Last week, New York City public advocate Letitia James released a policy report examining the cleanliness and safety of NYC nail salons. It appears that the demand for polished tips comes with increased reports of unsanitary conditions and greater concern about the harsh chemicals used for common nail services. We’ll spare you the graphic photos, but trust us, her findings will make you want to examine your own go-to salon—wherever it may be.
Here are some shocking facts:
· When the Department of Health inspected New York’s salons from 2008 to 2012, they found 56% to be in violation of health and safety rules.
· A whopping 75% of nail salons in the U.S. do not comply with their state’s standards for disinfecting equipment. (You don’t want to know what’s been found lurking in those footbaths.) Such neglect can lead to fungal or staph infections, or even serious infections like hepatitis, in rare cases.
· Of the 10,000 chemicals found in nail products, only 11% have been independently evaluated for product safety. And what’s more toluene, formaldehyde, and dibutyl phthalate—known by those in the industry as the “toxic trio”—can cause reproductive harm, respiratory problems, and cancer.
· There are little or no regulations governing proper ventilation in salons.

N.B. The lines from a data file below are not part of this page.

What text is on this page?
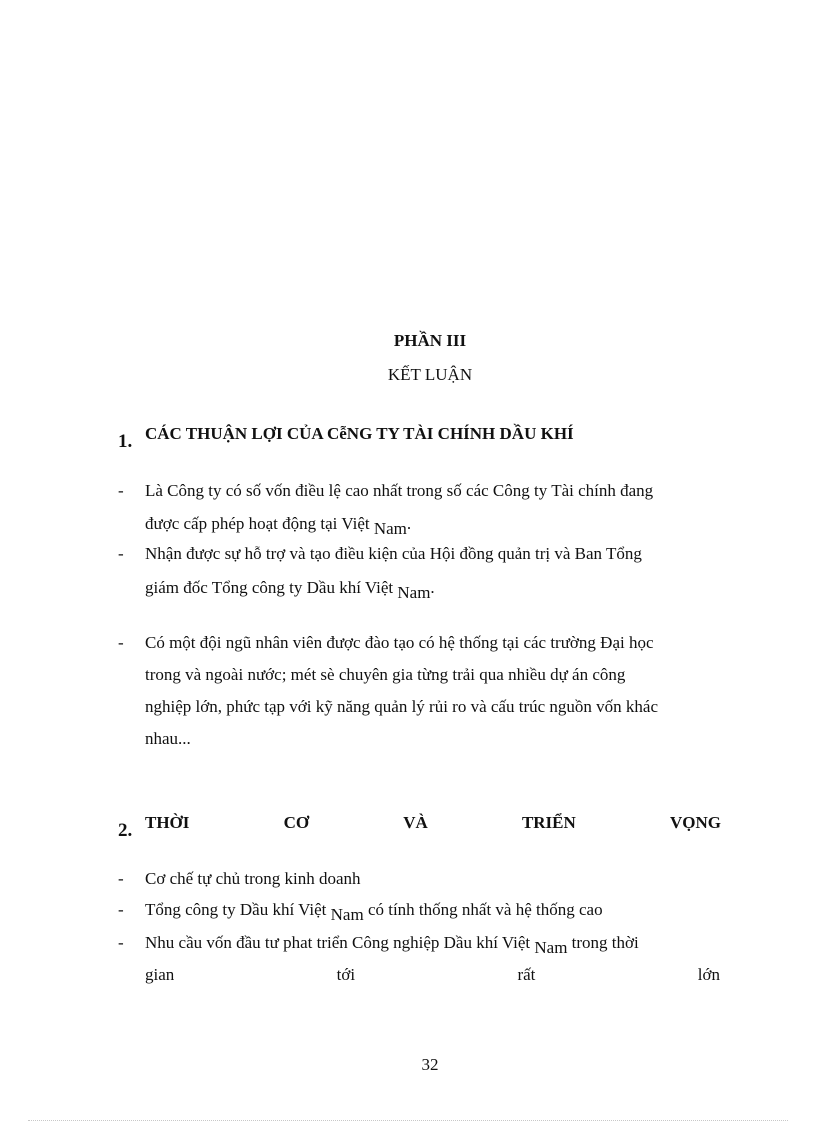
PHẦN III
KẾT LUẬN
1. CÁC THUẬN LỢI CỦA CễNG TY TÀI CHÍNH DẦU KHÍ
- Là Công ty có số vốn điều lệ cao nhất trong số các Công ty Tài chính đang
được cấp phép hoạt động tại Việt Nam.
- Nhận được sự hỗ trợ và tạo điều kiện của Hội đồng quản trị và Ban Tổng
giám đốc Tổng công ty Dầu khí Việt Nam.
- Có một đội ngũ nhân viên được đào tạo có hệ thống tại các trường Đại học
trong và ngoài nước; mét sè chuyên gia từng trải qua nhiều dự án công
nghiệp lớn, phức tạp với kỹ năng quản lý rủi ro và cấu trúc nguồn vốn khác
nhau...
2. THỜI	CƠ	VÀ	TRIỂN	VỌNG
- Cơ chế tự chủ trong kinh doanh
- Tổng công ty Dầu khí Việt Nam có tính thống nhất và hệ thống cao
- Nhu cầu vốn đầu tư phat triển Công nghiệp Dầu khí Việt Nam trong thời
gian	tới	rất	lớn
32
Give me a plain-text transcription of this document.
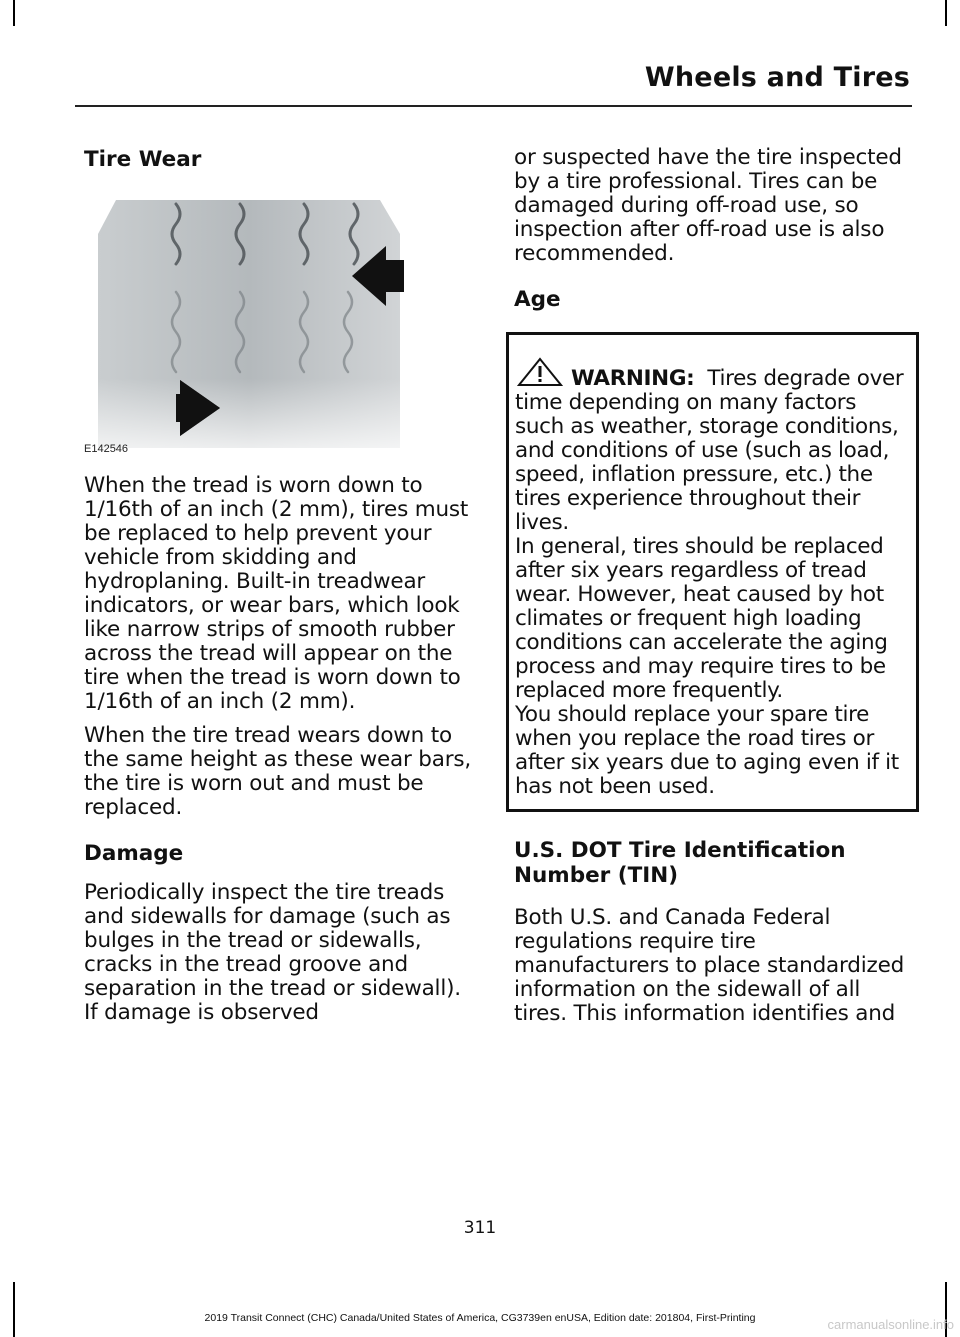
Wheels and Tires
Tire Wear
E142546

When the tread is worn down to 1/16th of an inch (2 mm), tires must be replaced to help prevent your vehicle from skidding and hydroplaning. Built-in treadwear indicators, or wear bars, which look like narrow strips of smooth rubber across the tread will appear on the tire when the tread is worn down to 1/16th of an inch (2 mm).

When the tire tread wears down to the same height as these wear bars, the tire is worn out and must be replaced.

Damage

Periodically inspect the tire treads and sidewalls for damage (such as bulges in the tread or sidewalls, cracks in the tread groove and separation in the tread or sidewall). If damage is observed

or suspected have the tire inspected by a tire professional. Tires can be damaged during off-road use, so inspection after off-road use is also recommended.

Age

WARNING: Tires degrade over time depending on many factors such as weather, storage conditions, and conditions of use (such as load, speed, inflation pressure, etc.) the tires experience throughout their lives.

In general, tires should be replaced after six years regardless of tread wear. However, heat caused by hot climates or frequent high loading conditions can accelerate the aging process and may require tires to be replaced more frequently.

You should replace your spare tire when you replace the road tires or after six years due to aging even if it has not been used.

U.S. DOT Tire Identification Number (TIN)

Both U.S. and Canada Federal regulations require tire manufacturers to place standardized information on the sidewall of all tires. This information identifies and

311
2019 Transit Connect (CHC) Canada/United States of America, CG3739en enUSA, Edition date: 201804, First-Printing	carmanualsonline.info
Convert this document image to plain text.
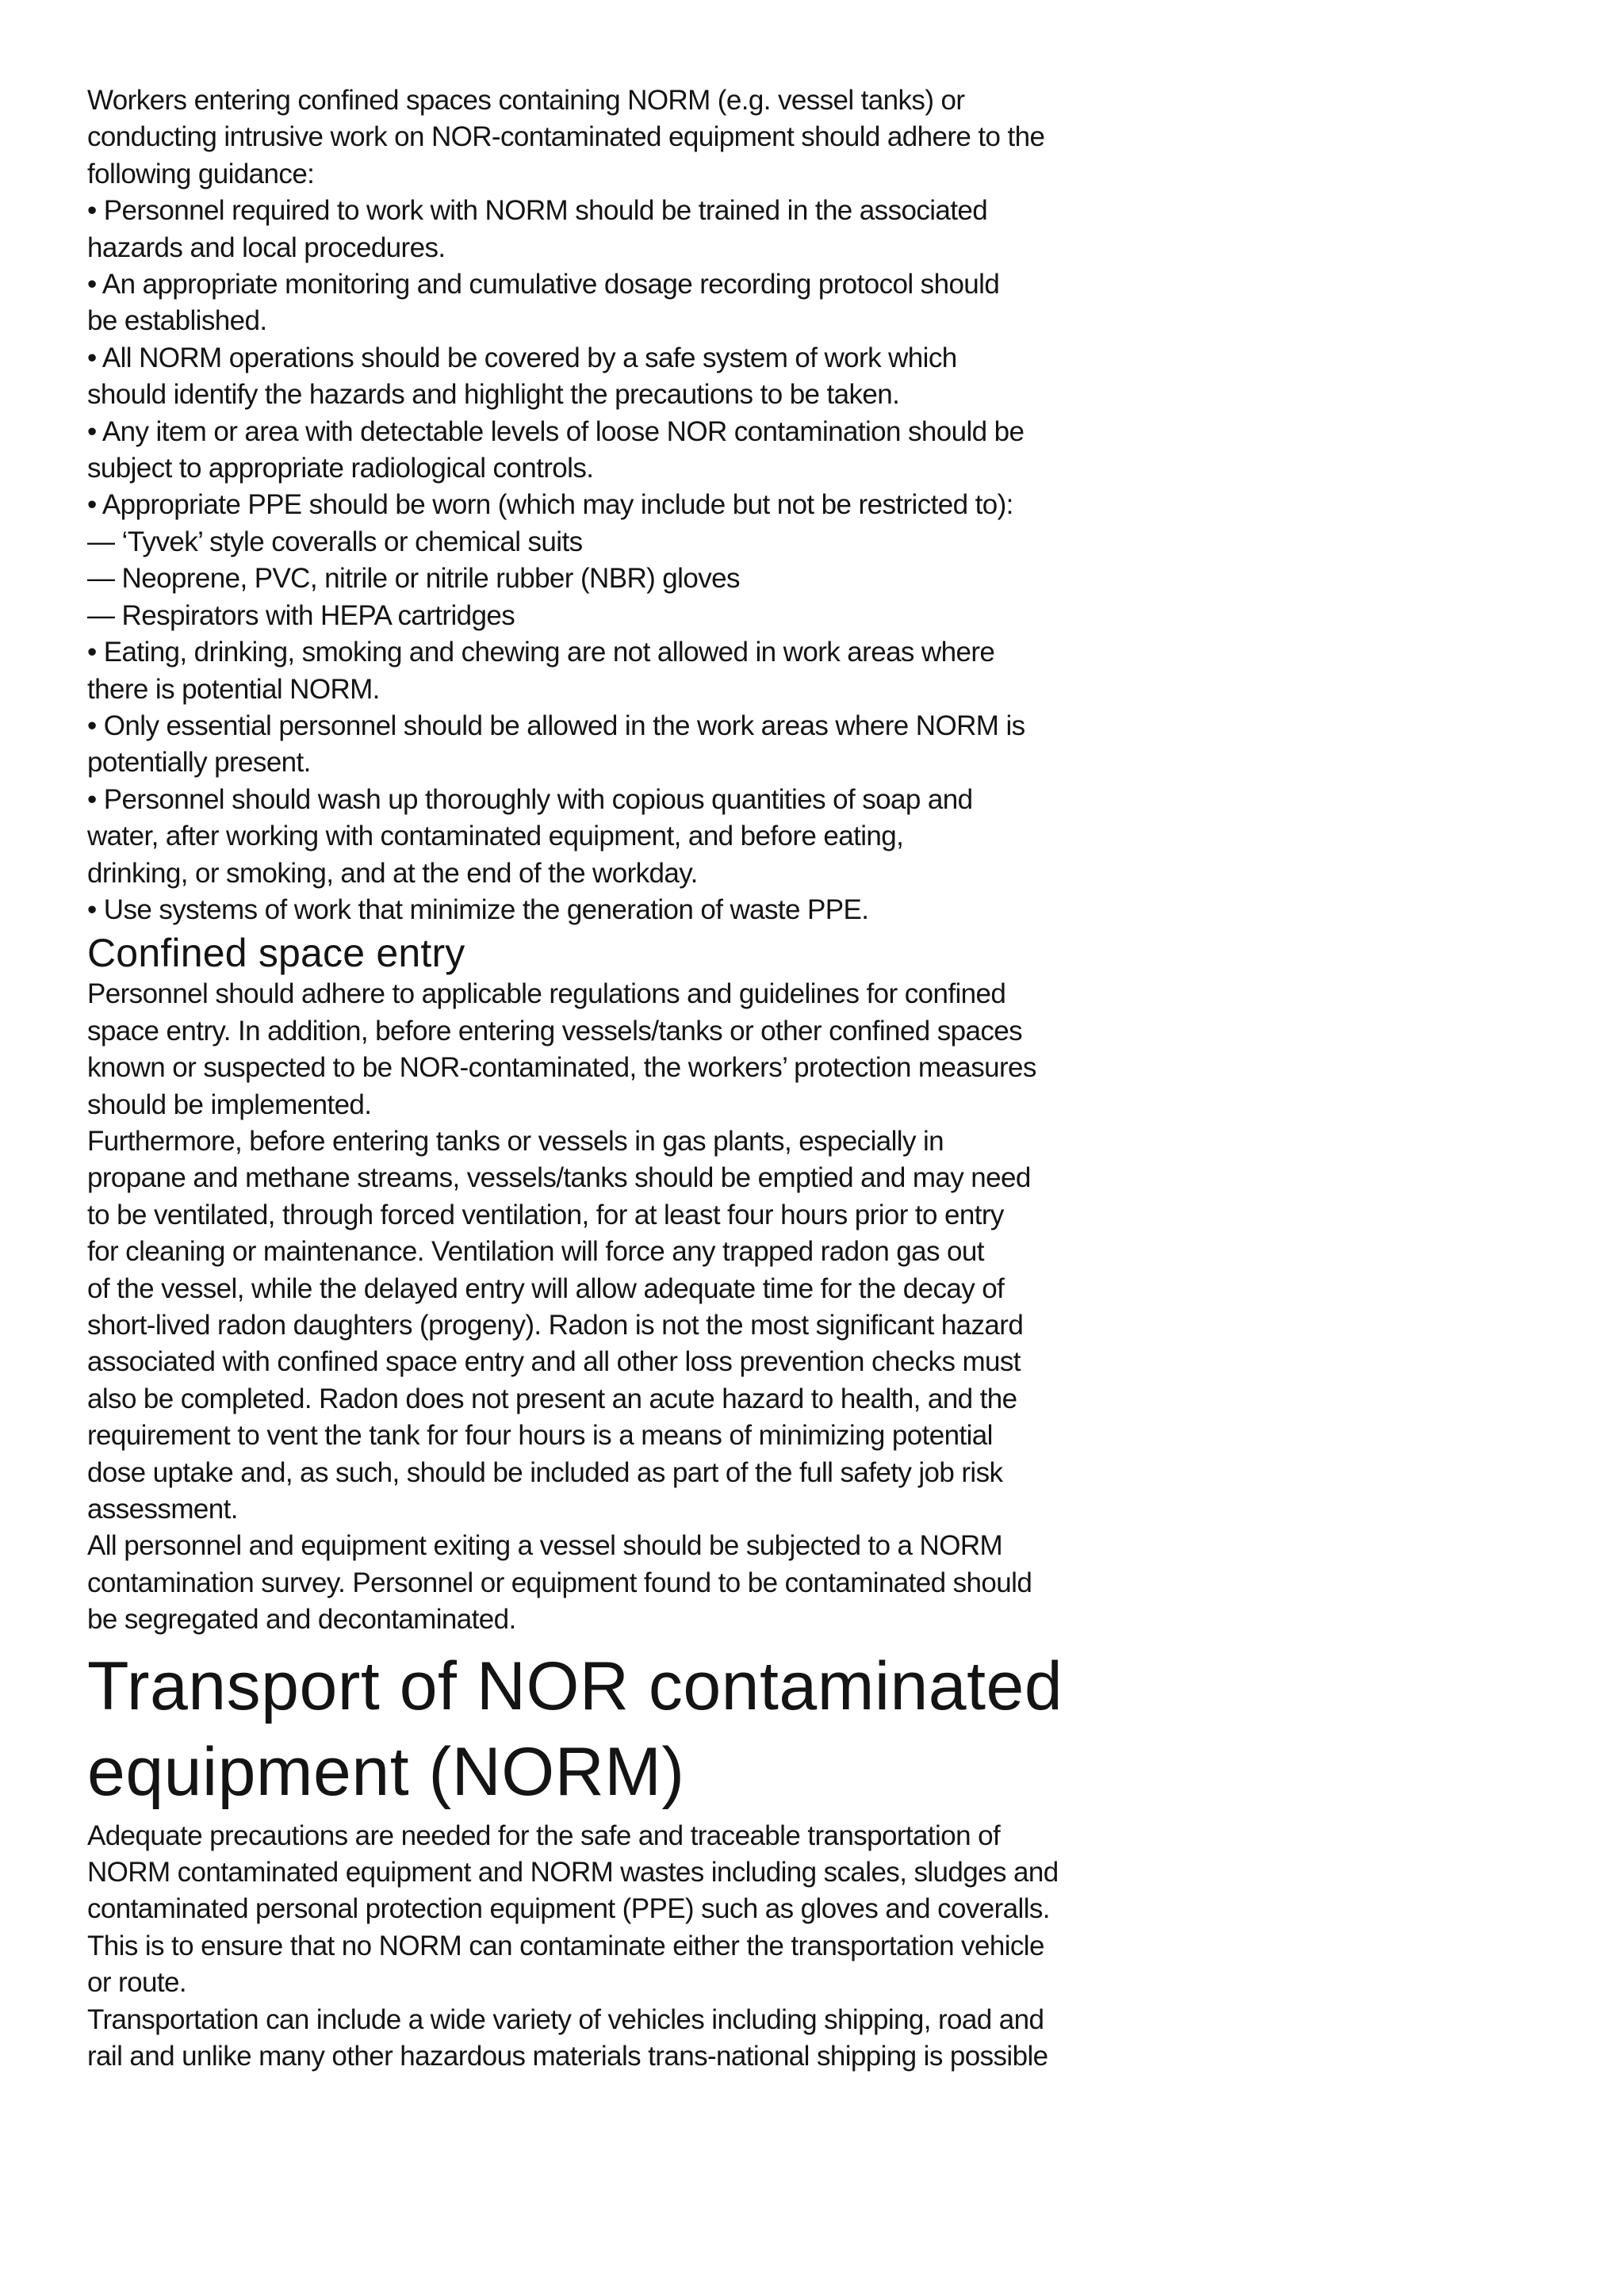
Workers entering confined spaces containing NORM (e.g. vessel tanks) or
conducting intrusive work on NOR-contaminated equipment should adhere to the
following guidance:
• Personnel required to work with NORM should be trained in the associated
hazards and local procedures.
• An appropriate monitoring and cumulative dosage recording protocol should
be established.
• All NORM operations should be covered by a safe system of work which
should identify the hazards and highlight the precautions to be taken.
• Any item or area with detectable levels of loose NOR contamination should be
subject to appropriate radiological controls.
• Appropriate PPE should be worn (which may include but not be restricted to):
— ‘Tyvek’ style coveralls or chemical suits
— Neoprene, PVC, nitrile or nitrile rubber (NBR) gloves
— Respirators with HEPA cartridges
• Eating, drinking, smoking and chewing are not allowed in work areas where
there is potential NORM.
• Only essential personnel should be allowed in the work areas where NORM is
potentially present.
• Personnel should wash up thoroughly with copious quantities of soap and
water, after working with contaminated equipment, and before eating,
drinking, or smoking, and at the end of the workday.
• Use systems of work that minimize the generation of waste PPE.
Confined space entry
Personnel should adhere to applicable regulations and guidelines for confined
space entry. In addition, before entering vessels/tanks or other confined spaces
known or suspected to be NOR-contaminated, the workers’ protection measures
should be implemented.
Furthermore, before entering tanks or vessels in gas plants, especially in
propane and methane streams, vessels/tanks should be emptied and may need
to be ventilated, through forced ventilation, for at least four hours prior to entry
for cleaning or maintenance. Ventilation will force any trapped radon gas out
of the vessel, while the delayed entry will allow adequate time for the decay of
short-lived radon daughters (progeny). Radon is not the most significant hazard
associated with confined space entry and all other loss prevention checks must
also be completed. Radon does not present an acute hazard to health, and the
requirement to vent the tank for four hours is a means of minimizing potential
dose uptake and, as such, should be included as part of the full safety job risk
assessment.
All personnel and equipment exiting a vessel should be subjected to a NORM
contamination survey. Personnel or equipment found to be contaminated should
be segregated and decontaminated.
Transport of NOR contaminated
equipment (NORM)
Adequate precautions are needed for the safe and traceable transportation of
NORM contaminated equipment and NORM wastes including scales, sludges and
contaminated personal protection equipment (PPE) such as gloves and coveralls.
This is to ensure that no NORM can contaminate either the transportation vehicle
or route.
Transportation can include a wide variety of vehicles including shipping, road and
rail and unlike many other hazardous materials trans-national shipping is possible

· UV lamps used to dry your nails can be as harmful to the skin as tanning beds, and there is little to no regulation on the manufacturing of these nail lamps.
Still not convinced to break up with your cheap corner salon? No judgment! But now that you know the facts, don’t overlook the risks. While cities fight to establish “Healthy Nail Salons” incentive programs, follow these handy tips for ensuring a safer mani and pedi.
Do your homework
Prior to receiving services, read customer reviews, make sure the salon is licensed, and take a look around the establishment for cleanliness.
For example, when was the last health inspection and what products are used to clean stations? The more you know, the better.
Be aware of smells
If there is an overpowering chemical odor, leave.
Request new tools
Make sure any item that has been used on a previous client has been properly sterilized first. Even better: Ask for pre-packaged disposable tools or bring your own.
You should never feel pain when receiving services. That goes for everything from polish removal to callus buffing. And always say no to cuticle clipping (a huge no-no!); this method can break the seal that protects the skin from infection. Have them gently pushed back instead.